# Fake Balloons



## Sharonr3106 (Sep 8, 2014)

Hi just wondered why you wanted to make fake ones if they are going outside? I just used real ones and put some of those plastic spiders inside, then added a balloon light in them that made them glow so the spider looked like it was crawling inside and looked bigger than it was, I decorated with some cobwebs. What type of effect are you wanting if you made them?


----------



## TruDivaMahogany (Sep 13, 2014)

Sharonr3106 said:


> Hi just wondered why you wanted to make fake ones if they are going outside? I just used real ones and put some of those plastic spiders inside, then added a balloon light in them that made them glow so the spider looked like it was crawling inside and looked bigger than it was, I decorated with some cobwebs. What type of effect are you wanting if you made them?

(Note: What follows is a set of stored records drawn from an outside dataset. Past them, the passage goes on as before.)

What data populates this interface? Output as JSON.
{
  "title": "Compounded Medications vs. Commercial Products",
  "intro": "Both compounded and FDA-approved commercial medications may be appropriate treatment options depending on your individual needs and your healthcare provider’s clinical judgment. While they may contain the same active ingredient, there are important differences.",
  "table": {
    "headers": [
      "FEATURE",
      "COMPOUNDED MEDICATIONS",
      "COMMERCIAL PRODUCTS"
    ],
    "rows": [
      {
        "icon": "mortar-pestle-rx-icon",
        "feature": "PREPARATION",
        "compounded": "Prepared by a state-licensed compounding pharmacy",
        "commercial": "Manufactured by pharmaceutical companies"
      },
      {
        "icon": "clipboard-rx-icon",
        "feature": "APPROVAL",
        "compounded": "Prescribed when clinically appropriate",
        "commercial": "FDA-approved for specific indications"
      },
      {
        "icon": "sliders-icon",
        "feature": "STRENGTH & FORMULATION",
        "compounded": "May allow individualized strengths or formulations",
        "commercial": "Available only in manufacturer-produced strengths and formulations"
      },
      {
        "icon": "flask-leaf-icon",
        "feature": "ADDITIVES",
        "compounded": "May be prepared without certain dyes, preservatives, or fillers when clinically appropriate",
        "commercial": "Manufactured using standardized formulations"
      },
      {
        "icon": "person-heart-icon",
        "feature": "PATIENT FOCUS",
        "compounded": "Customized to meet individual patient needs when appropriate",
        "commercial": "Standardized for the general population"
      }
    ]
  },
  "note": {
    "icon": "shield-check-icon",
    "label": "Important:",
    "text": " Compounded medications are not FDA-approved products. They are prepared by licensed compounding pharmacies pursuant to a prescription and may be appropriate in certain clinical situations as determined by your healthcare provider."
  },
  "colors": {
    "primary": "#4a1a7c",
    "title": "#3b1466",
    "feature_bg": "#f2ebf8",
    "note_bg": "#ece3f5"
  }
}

Well I wanted a fake one because real Balloons wont last a month. I usually put my Halloween decorations up the first week/or weekend in October.


----------



## Pat-f (Oct 15, 2006)

What of you inflated them with a 2 part expanding foam? Otherwise you could inflate the baloon and make a mold of it then cast them out of resin.


----------



## ryanlamprecht (Oct 8, 2009)

What I would do is get a few of those one foot diameter inflated balls they have in those big bins at Walmart. I thik they're only a couple of bucks each. They come in different sizes, but I think the soccer ball size ones would work for balloons. Then epoxy a heavy gauge wire to the bottoms to simulate the strings. You could spray paint the balls any colors you wanted. That would be the cheapest, and easiest way to go about it. Kind of makes me wish I had a reason to make a bunch of them.


----------



## Sharonr3106 (Sep 8, 2014)

Oh I see, I forget that as I live in the UK I am lucky if I can get stuff even outside on Halloween itself for a couple of hours, as usually the weather is too bad. Last year it was mega windy and pouring down all night so everything had to be used indoors In our local Asda store (Walmart to you guys) they are selling off the summers stuff and they have these inflatable beach balls, they are all different colours and styles and I thought you may be able to use some of the these as balloons


----------



## theundeadofnight (Aug 14, 2011)

You could use styrofoam balls with plastic rod for string look .


----------



## Crinkie (Aug 16, 2014)

Ooo... I'm doing a creep carnievil too! Love the spider balloon idea Sharon3106.


----------



## the count (Jan 21, 2011)

If you have a Hobby Lobby near you they have fake plastic ones. They are hard blow molded plastic and have them in most all colors.


----------



## pumpkinpie (Jul 9, 2011)

I think your paper mache idea would probably give u the best results. I think in a cluster, glued to each other it would be fairly sound....U could mount them like this (on a pole). I know when we did our carnival we added a small bit of webbing around our balloon clusters...it looked nice...


----------